В эти тихие часы раннего утра Казаковский, отложив ручку, всматривался в геологическую карту Мяочана, которая висела на стене. Она радовала и настораживала его. Настораживала обширными белыми пятнами, местами, куда еще не ступала нога геолога, и радовала тем, что геологи охватывали все новые и новые участки, вели поиск, пробивали шурфы и канавы, бурили в глубину, разведывая и изучая недра. Идет детальная разведка Солнечного месторождения, начали на Фестивальном, а рядом с ним, как бусы янтарного ожерелья, наносятся все новые и новые месторождения и перспективные районы. Край богатый! И на многих этих участках он сам уже побывал, побывал не раз, добирался на машине, верхом на лошади, а чаще на своих двоих, пешим ходом по бездорожью, по звериным тропам, через урманы, таежные чащобы, буреломы, через горные перевалы и вброд через бурные холодные реки и речки, жил в палатках, спал под открытым небом, грелся у костра и мерз от холода, промокал насквозь под дождем и на месте знакомился с обстановкой, с людьми, принимал решения, оказывал практическую помощь, отчитывал за нерадивость, отстранял от работы, назначал на должности и неукоснительно требовал от других то, что требовал и от себя, – трудовой дисциплины и добросовестной работы, не делая никаких скидок, не допуская никаких поблажек.

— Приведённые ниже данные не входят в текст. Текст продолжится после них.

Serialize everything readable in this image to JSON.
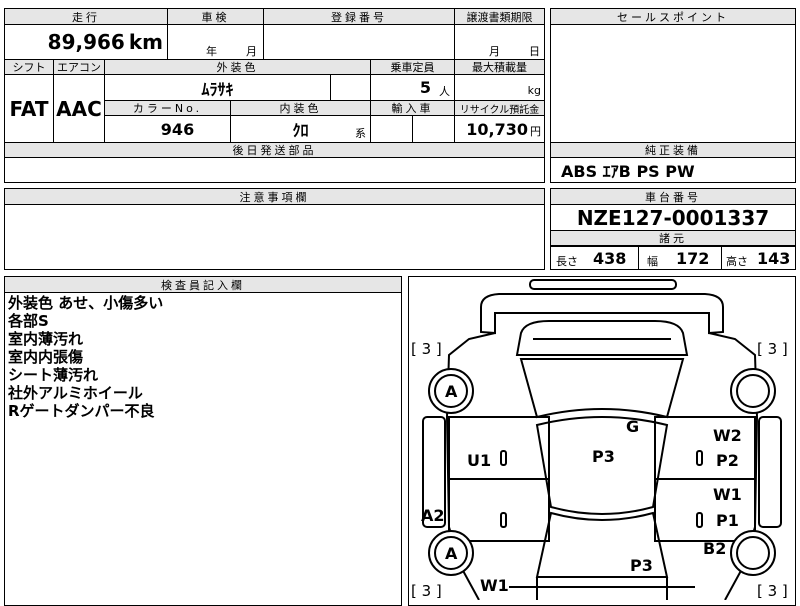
{
  "header": {
    "mileage_label": "走行",
    "inspection_label": "車検",
    "registration_label": "登録番号",
    "transfer_label": "譲渡書類期限",
    "sales_point_label": "セールスポイント"
  },
  "mileage": {
    "value": "89,966",
    "unit": "km"
  },
  "inspection": {
    "year_unit": "年",
    "month_unit": "月"
  },
  "transfer": {
    "month_unit": "月",
    "day_unit": "日"
  },
  "row2": {
    "shift_label": "シフト",
    "aircon_label": "エアコン",
    "exterior_color_label": "外装色",
    "capacity_label": "乗車定員",
    "max_load_label": "最大積載量",
    "shift_value": "FAT",
    "aircon_value": "AAC",
    "exterior_color_value": "ﾑﾗｻｷ",
    "capacity_value": "5",
    "capacity_unit": "人",
    "max_load_unit": "kg",
    "color_no_label": "カラーNo.",
    "interior_color_label": "内装色",
    "import_label": "輸入車",
    "recycle_label": "リサイクル預託金",
    "color_no_value": "946",
    "interior_color_value": "ｸﾛ",
    "interior_color_suffix": "系",
    "recycle_value": "10,730",
    "recycle_unit": "円"
  },
  "later_parts_label": "後日発送部品",
  "equipment": {
    "label": "純正装備",
    "value": "ABS ｴｱB PS PW"
  },
  "caution_label": "注意事項欄",
  "chassis": {
    "label": "車台番号",
    "value": "NZE127-0001337"
  },
  "specs": {
    "label": "諸元",
    "length_label": "長さ",
    "length_value": "438",
    "width_label": "幅",
    "width_value": "172",
    "height_label": "高さ",
    "height_value": "143"
  },
  "inspector": {
    "label": "検査員記入欄",
    "notes": [
      "外装色 あせ、小傷多い",
      "各部S",
      "室内薄汚れ",
      "室内内張傷",
      "シート薄汚れ",
      "社外アルミホイール",
      "Rゲートダンパー不良"
    ]
  },
  "diagram": {
    "tire_left_top": "[ 3 ]",
    "tire_right_top": "[ 3 ]",
    "tire_left_bottom": "[ 3 ]",
    "tire_right_bottom": "[ 3 ]",
    "marks": {
      "a_top": "A",
      "g": "G",
      "w2": "W2",
      "u1": "U1",
      "p3_roof": "P3",
      "p2": "P2",
      "w1_right": "W1",
      "a2": "A2",
      "p1": "P1",
      "a_bottom": "A",
      "b2": "B2",
      "p3_bottom": "P3",
      "w1_bottom": "W1"
    }
  }
}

Быть начальником с каждым годом становится все труднее и труднее. Геологоразведка, ставшая сложным и технически оснащенным производством, потребовала и руководителя нового типа. На первый план выдвинулось не традиционное отношение руководителя с подчиненными, как было раньше, как это укоренилось в геологии многими поколениями поисковиков, а нечто совершенно н о в о е. И это новое можно назвать отношением между производством и исполнителем. Как на любом промышленном предприятии. И в этих условиях начальнику, защищающему интересы производства, как понимал Казаковский, необходимо иметь непреклонный характер. Он не должен поддаваться ни личным симпатиям и антипатиям, ни тем более эмоциям. Эмоции в таком деле штука явно ненадежная, ибо они-то чаще всего и подводят: хочется быть хорошим для каждого человека в отдельности, а это в большом коллективе практически невозможно. Гораздо проще, а главное, и важнее, всегда стоять на одном и защищать интересы дела, интересы производства. От этого выиграют все, а значит, и каждый в отдельности.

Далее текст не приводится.